“Too Much Crime On TV” Says BBC Chief

We weren’t the only ones disappointed when Zen was canned a couple of months ago, but last night BBC Controller Danny Cohen explained why it and other similar programmes have been axed in the last year as he warned against filling the schedule with “too many male detectives” and “too much crime”.

“You can’t keep on doing everything if you want to bring in new things,” said Cohen as he spoke of his decision to retire the Italian detective played by Rufus Sewell. “I felt that we risked having too many male detectives and arguably we have had maybe too much crime. Detectives and crime is the real staple of quite a lot on the BBC but also a huge amount of ITV drama … I want to broaden the palette a bit.”

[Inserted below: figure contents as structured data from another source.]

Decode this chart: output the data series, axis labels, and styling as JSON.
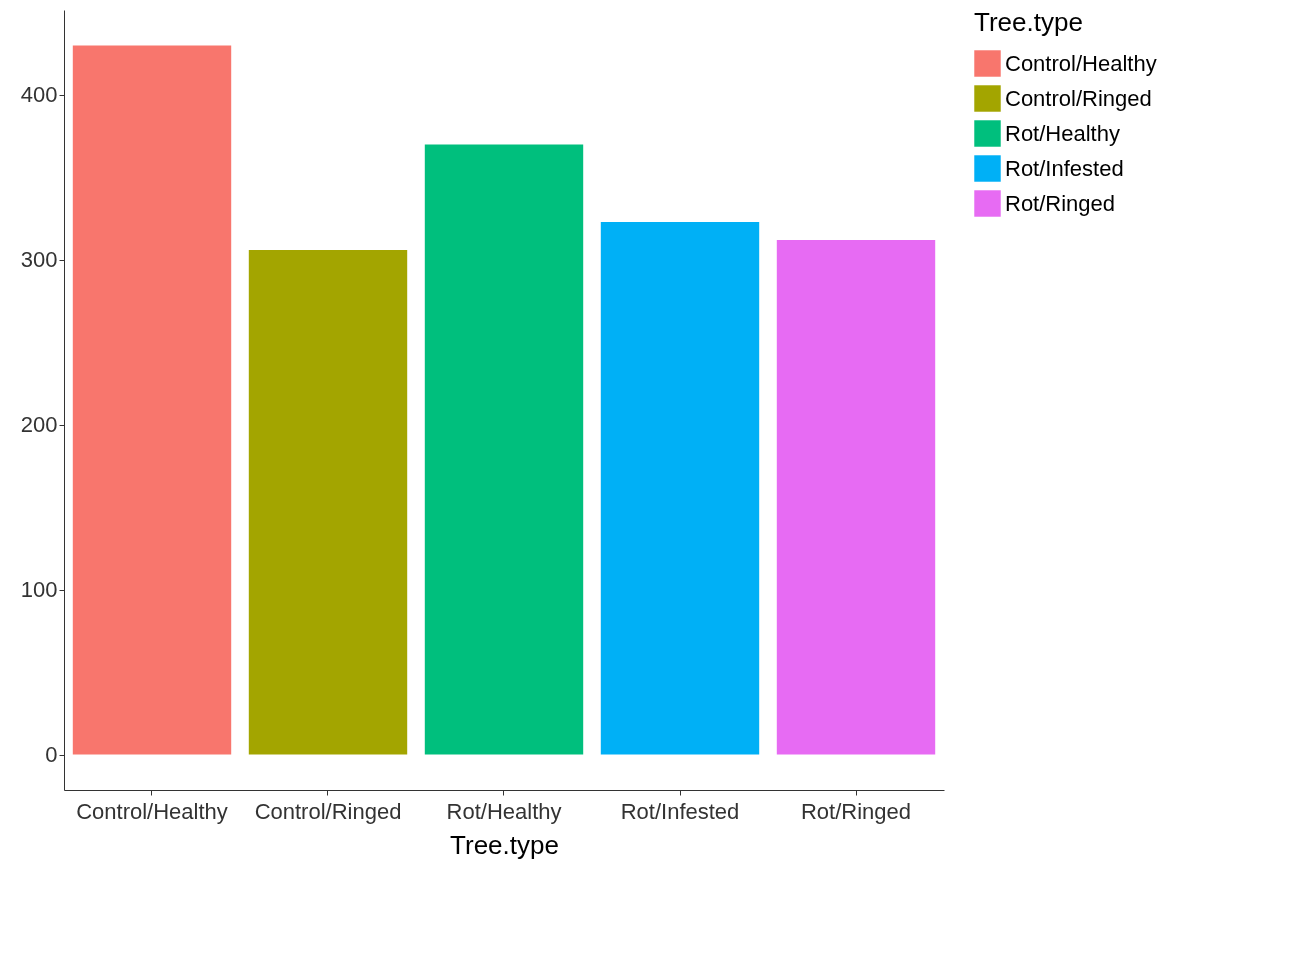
{
  "chart_data": {
    "type": "bar",
    "xlabel": "Tree.type",
    "legend_title": "Tree.type",
    "categories": [
      "Control/Healthy",
      "Control/Ringed",
      "Rot/Healthy",
      "Rot/Infested",
      "Rot/Ringed"
    ],
    "series": [
      {
        "name": "Control/Healthy",
        "color": "#f8766d",
        "values": [
          430,
          null,
          null,
          null,
          null
        ]
      },
      {
        "name": "Control/Ringed",
        "color": "#a3a500",
        "values": [
          null,
          306,
          null,
          null,
          null
        ]
      },
      {
        "name": "Rot/Healthy",
        "color": "#00bf7d",
        "values": [
          null,
          null,
          370,
          null,
          null
        ]
      },
      {
        "name": "Rot/Infested",
        "color": "#00b0f6",
        "values": [
          null,
          null,
          null,
          323,
          null
        ]
      },
      {
        "name": "Rot/Ringed",
        "color": "#e76bf3",
        "values": [
          null,
          null,
          null,
          null,
          312
        ]
      }
    ],
    "ylim": [
      -21.5,
      451.5
    ],
    "yticks": [
      0,
      100,
      200,
      300,
      400
    ],
    "grid": false,
    "legend": "right"
  }
}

Speaking at a Broadcasting Press Guild lunch in London, Cohen pointed out that BBC1 already has hit series Sherlock and Wallander in it’s locker and male detective dramas include Luther and George Gently, while ITV1 has Lewis, Midsomer Murders, DCI Banks and the recent well-received one-off drama The Suspicions of Mr Whicher.

He also used the address to speak about the lack of older actors on British television, an issue raised by Caroline Quentin recently. “I think we know there’s more work to do there. It’s not a BBC issue, it’s an industry issue, we have to get better,” he said.

Cohen went on to say that he sometimes wonders about “the degree of scrutiny of the BBC” on a daily basis in newspapers and warned: “Britain would be a poorer place without the BBC, we should be careful how far we kick it.”

So what do you think? Is there too much crime on television?